De vuelta a nuestra latitud, en los próximos meses, más que años, el espacio de lo que queda de Unidas Podemos -aquello que Errejón en su momento bautizó como núcleo irradiador- y sus diferentes socios menores, alianzas con partidos no estatales -los aliados laterales- tendrá que decidir su posición ante estos menesteres. Seguir como hasta ahora, con el PSOE como socio en todas las instituciones, en que venden las concesiones que se le pueden arrancar a Nadia Calviño, que marca el límite de lo posible en política; sabiendo que, a diferencia del PNV, ninguno de ellos -ni Podemos, ni ERC, ni Compromís, ni Bildu- puede permitirse electoralmente apoyar un gobierno del PP y por tanto no tienen ninguna baza negociadora creíble. Así, deben asumir que cuando se articule una respuesta ciudadana a la crisis económica y la transición ecológica se les considerará cooperadores necesarios y correrán la misma suerte del PSOE. O, por el contrario, un camino incierto: impulsar un movimiento haciendo algo más que recoger firmas, sabiendo que hay riesgo que escape a su dirección y se los lleve por delante, pero que con su concurso es mucho más difícil que sea capitalizado por algún tipo de ultraderecha.
Lo ocurrido en Gamonal en 2014 debería servir como recordatorio de qué pasa cuando se intenta aplicar una política nominalmente progresista -un párking subterráneo, eliminar aparcamientos en coches en superficie, construir un simpático bulevar con árboles- con el entusiasmo de los expertos en movilidad urbana, con efectos altamente regresivos y sin contar con nadie. Las condenas a la violencia y las comparaciones con ETA solo funcionan si se tiene delante a universitarios preocupados por la opinión de los periódicos y los tertulianos de radio y televisión. En el mismo sentido podemos entender los disturbios en Barcelona tras la sentencia del juicio del Procés en 2019, que escaparon a cualquier tipo de control de los partidos o entidades soberanistas y fueron protagonizados mayoritariamente por personas jóvenes. A unos les preocupaba la imagen internacional de España y su sistema judicial; a otros la proyección de Barcelona y del independentismo como movimiento pacífico. Por debajo de eso, simplemente los marcos escaparon a sus creadores y el malestar se desbocó.

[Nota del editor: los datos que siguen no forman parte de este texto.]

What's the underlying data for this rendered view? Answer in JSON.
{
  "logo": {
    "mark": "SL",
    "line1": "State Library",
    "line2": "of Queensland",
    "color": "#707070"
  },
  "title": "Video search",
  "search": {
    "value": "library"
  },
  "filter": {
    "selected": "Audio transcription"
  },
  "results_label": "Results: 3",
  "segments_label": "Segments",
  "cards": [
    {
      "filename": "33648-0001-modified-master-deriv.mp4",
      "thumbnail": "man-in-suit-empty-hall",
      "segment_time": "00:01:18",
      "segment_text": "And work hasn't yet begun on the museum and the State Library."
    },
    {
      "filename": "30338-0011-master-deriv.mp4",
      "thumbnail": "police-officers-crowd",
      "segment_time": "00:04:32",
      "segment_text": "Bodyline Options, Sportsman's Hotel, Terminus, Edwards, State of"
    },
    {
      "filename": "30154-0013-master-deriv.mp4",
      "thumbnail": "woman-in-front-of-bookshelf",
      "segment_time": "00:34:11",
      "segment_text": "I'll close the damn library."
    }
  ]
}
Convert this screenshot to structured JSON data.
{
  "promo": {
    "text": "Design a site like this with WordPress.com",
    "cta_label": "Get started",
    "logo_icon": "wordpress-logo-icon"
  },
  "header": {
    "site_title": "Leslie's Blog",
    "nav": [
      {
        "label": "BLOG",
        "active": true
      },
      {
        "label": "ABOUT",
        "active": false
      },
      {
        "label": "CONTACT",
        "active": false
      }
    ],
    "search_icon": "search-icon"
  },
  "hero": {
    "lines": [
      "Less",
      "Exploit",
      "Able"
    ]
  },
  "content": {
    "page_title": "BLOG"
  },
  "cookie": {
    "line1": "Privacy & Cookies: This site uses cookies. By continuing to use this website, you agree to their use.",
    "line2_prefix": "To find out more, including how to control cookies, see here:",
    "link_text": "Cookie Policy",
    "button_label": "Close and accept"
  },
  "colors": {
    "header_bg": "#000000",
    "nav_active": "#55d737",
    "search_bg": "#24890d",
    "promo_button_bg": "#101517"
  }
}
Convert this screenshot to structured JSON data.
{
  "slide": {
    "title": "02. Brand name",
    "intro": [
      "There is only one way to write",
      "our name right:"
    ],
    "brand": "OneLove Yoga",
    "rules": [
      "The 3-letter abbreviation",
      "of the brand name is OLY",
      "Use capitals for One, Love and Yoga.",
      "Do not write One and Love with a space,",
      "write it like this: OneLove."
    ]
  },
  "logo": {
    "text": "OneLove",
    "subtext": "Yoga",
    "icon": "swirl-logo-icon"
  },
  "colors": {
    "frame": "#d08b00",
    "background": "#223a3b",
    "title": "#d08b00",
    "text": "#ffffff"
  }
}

De hecho y en cierta forma, el cóctel ya se está agitando. La emergencia de Teruel Existe y el proceso de contagio con la marca España Vaciada es un buen ejemplo de ello: originalmente una marca “España Vacía” impulsada por un escritor madrileño y más bien retrógrado, reapropiada y convertida en arma política anticentralista. Las plataformas ciudadanas han entendido que la única forma de distribuir territorialmente las inversiones, ceder competencias y alterar políticas de calado es mediante la negociación parlamentaria -o el chantaje, como lo queramos llamar- a la manera en que lo practica el PNV; la Constitución Española de 1978 prescribe, no en balde, el café para todos. A la desafección con los partidos tradicionales pueden sumar la inestimable colaboración de la presidenta autonómica de Madrid que seguro ante cualquier mención en campaña a su Comunidad, el centralismo y el dumping fiscal saldrá rauda a responderles que son provincianos y escoria; una dinámica comunicativa que les beneficiará a ambos enormemente. Su plan parece que es presentarse en entre 25 y 30 provincias, así que probablemente ya no podrá construirse ninguna mayoría parlamentaria viable sin ellos.
¿Y por aquí? Bien, gracias. Hemos declarado la paella Bien Cultural Inmaterial, con lo que, supongo, ya no podemos construirle un hotel de 186 metros encima. Recuerden: la econovida siempre se abre paso.